Matthew Bergeron deviendra une inspiration en étant repêché dans la NFL
MONTRÉAL – « Après trois autres visites en Caroline, en Nouvelle-Angleterre et à Buffalo, j'aurai un Zoom avec Coach Tomlin », lance tout bonnement Matthew Bergeron comme s'il parlait d'une banale réunion virtuelle avec des collègues du bureau. L'humilité du travail bien accompli se ressent chez le Québécois qui pourrait être repêché dès la première ronde.
Depuis quelques années, mais encore plus au cours des derniers mois, l'ascension du « petit gars » de Victoriaville est fabuleuse.
« Sa valeur est en hausse à la suite du Combine, j'ai entendu son nom comme un choix surprise en première ronde », a publié nul autre que Mel Kyper, un analyste spécialisé du repêchage NFL.
Le 27 avril, le Québécois de six pieds cinq pouces et 320 livres découvrira si une équipe lui ouvre les portes de la NFL en première ronde. Sinon, il devrait être sélectionné, le lendemain, lors de la deuxième ou troisième ronde.
Bergeron fonce vers la NFL sur une courbe ascendante grâce à ses performances et ses qualités exposées dans les étapes déterminantes du Senior Bowl, du Combine et du Pro Day de son université (Syracuse).

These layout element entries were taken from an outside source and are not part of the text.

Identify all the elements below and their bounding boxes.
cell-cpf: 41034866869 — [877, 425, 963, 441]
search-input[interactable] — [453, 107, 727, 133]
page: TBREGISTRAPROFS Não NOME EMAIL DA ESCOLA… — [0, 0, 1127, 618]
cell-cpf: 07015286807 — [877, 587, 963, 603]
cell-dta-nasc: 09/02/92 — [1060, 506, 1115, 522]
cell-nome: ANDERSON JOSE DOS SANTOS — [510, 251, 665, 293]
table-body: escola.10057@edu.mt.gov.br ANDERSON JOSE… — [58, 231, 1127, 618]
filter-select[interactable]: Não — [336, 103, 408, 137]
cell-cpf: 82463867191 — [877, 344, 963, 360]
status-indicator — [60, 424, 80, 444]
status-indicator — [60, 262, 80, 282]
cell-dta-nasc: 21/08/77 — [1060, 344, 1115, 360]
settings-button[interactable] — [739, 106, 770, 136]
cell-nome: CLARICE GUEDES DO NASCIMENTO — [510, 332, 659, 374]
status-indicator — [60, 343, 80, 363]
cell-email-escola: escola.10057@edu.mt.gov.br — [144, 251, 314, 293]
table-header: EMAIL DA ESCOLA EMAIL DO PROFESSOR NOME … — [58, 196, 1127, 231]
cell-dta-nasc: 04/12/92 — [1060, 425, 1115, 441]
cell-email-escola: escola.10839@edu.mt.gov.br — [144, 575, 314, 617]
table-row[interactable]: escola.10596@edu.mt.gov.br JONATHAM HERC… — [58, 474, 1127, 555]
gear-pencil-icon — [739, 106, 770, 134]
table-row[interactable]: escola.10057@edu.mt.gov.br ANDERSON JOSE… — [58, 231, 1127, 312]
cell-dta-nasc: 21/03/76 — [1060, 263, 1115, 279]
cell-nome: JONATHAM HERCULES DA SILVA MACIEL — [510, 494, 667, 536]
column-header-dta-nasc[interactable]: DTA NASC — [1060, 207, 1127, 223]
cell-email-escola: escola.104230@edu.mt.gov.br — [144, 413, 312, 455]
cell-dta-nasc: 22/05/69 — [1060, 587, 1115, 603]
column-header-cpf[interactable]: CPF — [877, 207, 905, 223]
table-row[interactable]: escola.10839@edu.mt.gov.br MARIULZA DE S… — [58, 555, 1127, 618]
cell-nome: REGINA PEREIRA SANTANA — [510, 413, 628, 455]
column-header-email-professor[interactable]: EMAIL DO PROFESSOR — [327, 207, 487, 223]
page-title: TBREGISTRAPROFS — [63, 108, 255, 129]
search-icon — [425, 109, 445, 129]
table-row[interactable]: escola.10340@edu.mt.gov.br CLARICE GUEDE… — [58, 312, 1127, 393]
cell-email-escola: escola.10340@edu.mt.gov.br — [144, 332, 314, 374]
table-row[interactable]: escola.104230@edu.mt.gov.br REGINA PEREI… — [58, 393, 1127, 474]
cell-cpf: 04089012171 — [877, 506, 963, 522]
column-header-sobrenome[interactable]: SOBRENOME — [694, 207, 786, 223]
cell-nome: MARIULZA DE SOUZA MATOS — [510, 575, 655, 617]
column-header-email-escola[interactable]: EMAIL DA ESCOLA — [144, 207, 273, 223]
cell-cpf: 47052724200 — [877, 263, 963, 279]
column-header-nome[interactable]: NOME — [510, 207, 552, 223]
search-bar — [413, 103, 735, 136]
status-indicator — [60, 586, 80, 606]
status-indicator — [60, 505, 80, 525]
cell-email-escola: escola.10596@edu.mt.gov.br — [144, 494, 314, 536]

Le tout s'est conclu avec le privilège d'être invité par plusieurs équipes de la NFL.
« Je réalise que ce n'est pas tout le monde qui a la chance de vivre ça et j'apprécie chaque moment. Quand j'ai la chance de visiter leurs installations et que je parle avec des entraîneurs qui iront au Temple de la renommée, c'est vraiment excitant », a confié, cet attachant jeune homme, à Didier Orméjuste et l'auteur de ces lignes.
Outre les Panthers, les Patriots, les Bills et ce Zoom avec l'entraîneur des Steelers, Bergeron a notamment fait des arrêts chez les Buccaneers, les Raiders et les Bears dans cette tournée enrichissante. Les équipes lui permettaient de rencontrer le psychologue sportif, le directeur général, l'entraîneur-chef, le coordonnateur offensif, l'entraîneur de la ligne offensive...
« Ça s'est fait naturellement et ils t'évaluent tous pour savoir si tu cadres bien avec eux. Tu peux être un bon joueur, mais si on t'ajoute dans le vestiaire et qu'on te donne des millions, vas-tu être capable de t'intégrer au groupe et promouvoir les valeurs de l'équipe? Ils veulent être convaincus qu'ils ajoutent une bonne personne à leur organisation », a résumé Bergeron.
Car ils ne font jamais les choses comme les autres, ce n'était pas étonnant d'entendre que les Raiders ont poussé la note plus loin. En trois heures, il a eu à apprendre l'équivalent de 25% d'un cahier de jeux de la NFL.
« Ensuite, tu as un examen et tu vas sur le terrain pour appliquer ce que tu as appris selon différents positionnements. Vu que je suis Canadien, les équipes se demandent parfois si mon QI football est assez bon pour bien jouer dans la NFL. Ça s'est vraiment bien déroulé », a décrit Bergeron.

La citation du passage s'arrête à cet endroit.